A major problem with this thread, and indeed all conversations of this nature, is there is a happy and  pervasive conflation of terminology.  I continue to see people switching freely between "human", "life", and a few other words that all mean something different.

 

Life is not the same as human, human is not the same as human being, and personhood is yet again something different.

 

Life began several billion years ago.  It probably only began the one time, so to suggest that it begins billions of times each year over billions of years goes against scientific consensus by profound orders of magnitude.

 

Saying something is human doesn't say much.  My dead skin cells that slough from my body by the millions each day are human skin cells.  If people are using human as shorthand for human being, then perhaps they should make note of it.

 

Human being would represent something more akin to maybe what people are referring to when they use terms like life or human.  The important aspect of this term being "being", a sentient individual. Of course, alone, it could mean anything that is alive or simply exists, but paired with human, most common usage would be in reference to the sentient individual with the rare exception.

 

Personhood would be more of a legal term that would grant certain rights to an individual based on some set of criteria such as sentience among others.  This does not have to be limited to human beings and has, compellingly I think, been argued in favor of being granted to some non-human primates and other animals with highly functioning brains.

 

People may quibble about the meager definitions I have provided for various terms, but I'd be happy if during discourse of this type that there was at least recognition of the nuanced nomenclature involved.  Best of all would be that people would agree first upon terms and their definitions prior to engaging in debate.

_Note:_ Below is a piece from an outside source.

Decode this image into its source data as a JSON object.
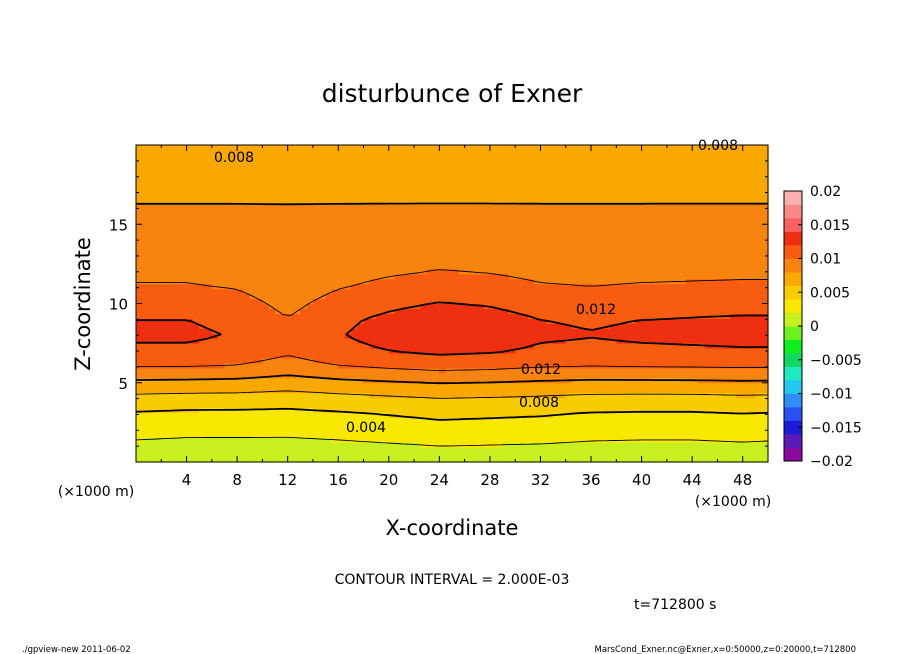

This thread isn't about abortion. It's about using terms like "life" and "living" consistently with the way we talk about other organisms, and especially mammals. It is the Christian fallacy to place man as separate somehow from the apes and squirrels and fish and tomato plants. There is never any problem referring to the early stages of those things as "alive." It is only when it comes to man that for purely political, and not scientific, reasons that we hesitate to call our earliest stages "life." By wanting to argue that a newly conceived human isn't alive, we are creating an exception for humanity. We don't hesitate to call a sprouting tomato seed "alive" or imbued with "life." Ditto for squirrel or chimpanzee embryos. But for political reasons, many find it convenient to speak of human embryos in a different way. Let's get the politics out of it and admit the truth and then say, "So what? It's still the woman's right to do as she wants with her own body."

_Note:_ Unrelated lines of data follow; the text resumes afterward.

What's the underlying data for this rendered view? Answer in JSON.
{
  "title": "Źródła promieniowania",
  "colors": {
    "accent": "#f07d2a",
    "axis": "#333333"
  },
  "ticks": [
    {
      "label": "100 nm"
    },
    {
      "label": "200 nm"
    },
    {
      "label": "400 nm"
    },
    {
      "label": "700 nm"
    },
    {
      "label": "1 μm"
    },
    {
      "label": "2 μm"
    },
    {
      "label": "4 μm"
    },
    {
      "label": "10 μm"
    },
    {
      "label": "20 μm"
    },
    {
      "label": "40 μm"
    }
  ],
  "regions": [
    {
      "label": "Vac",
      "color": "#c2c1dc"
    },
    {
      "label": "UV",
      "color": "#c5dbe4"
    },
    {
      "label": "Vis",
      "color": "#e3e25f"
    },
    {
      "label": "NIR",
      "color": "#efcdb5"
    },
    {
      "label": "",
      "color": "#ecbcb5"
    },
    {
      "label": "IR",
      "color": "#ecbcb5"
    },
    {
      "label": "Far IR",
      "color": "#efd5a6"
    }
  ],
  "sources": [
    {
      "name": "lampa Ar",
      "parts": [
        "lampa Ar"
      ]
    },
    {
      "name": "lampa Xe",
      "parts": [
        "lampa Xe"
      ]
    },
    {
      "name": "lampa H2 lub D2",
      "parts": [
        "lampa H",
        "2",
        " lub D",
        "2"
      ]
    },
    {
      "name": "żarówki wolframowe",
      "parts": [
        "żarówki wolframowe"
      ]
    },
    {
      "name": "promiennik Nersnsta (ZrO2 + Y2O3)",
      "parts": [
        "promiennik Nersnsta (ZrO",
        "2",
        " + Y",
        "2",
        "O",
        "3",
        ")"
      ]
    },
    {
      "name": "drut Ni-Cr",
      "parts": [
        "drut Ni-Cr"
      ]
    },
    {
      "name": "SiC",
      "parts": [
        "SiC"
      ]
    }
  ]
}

I'm not sure I understand your reply or how it relates to what I posted. Aside from stating a desire to use terms consistently, that is.

I don't know of anyone who claims that an embryo or blastocyst is not alive in the biologic sense. The question is one of when the collection of cells becomes a 'person'. As Reggie pointed out, using inconsistent and imprecise terminology just confuses things.

To be a person is to have a personality.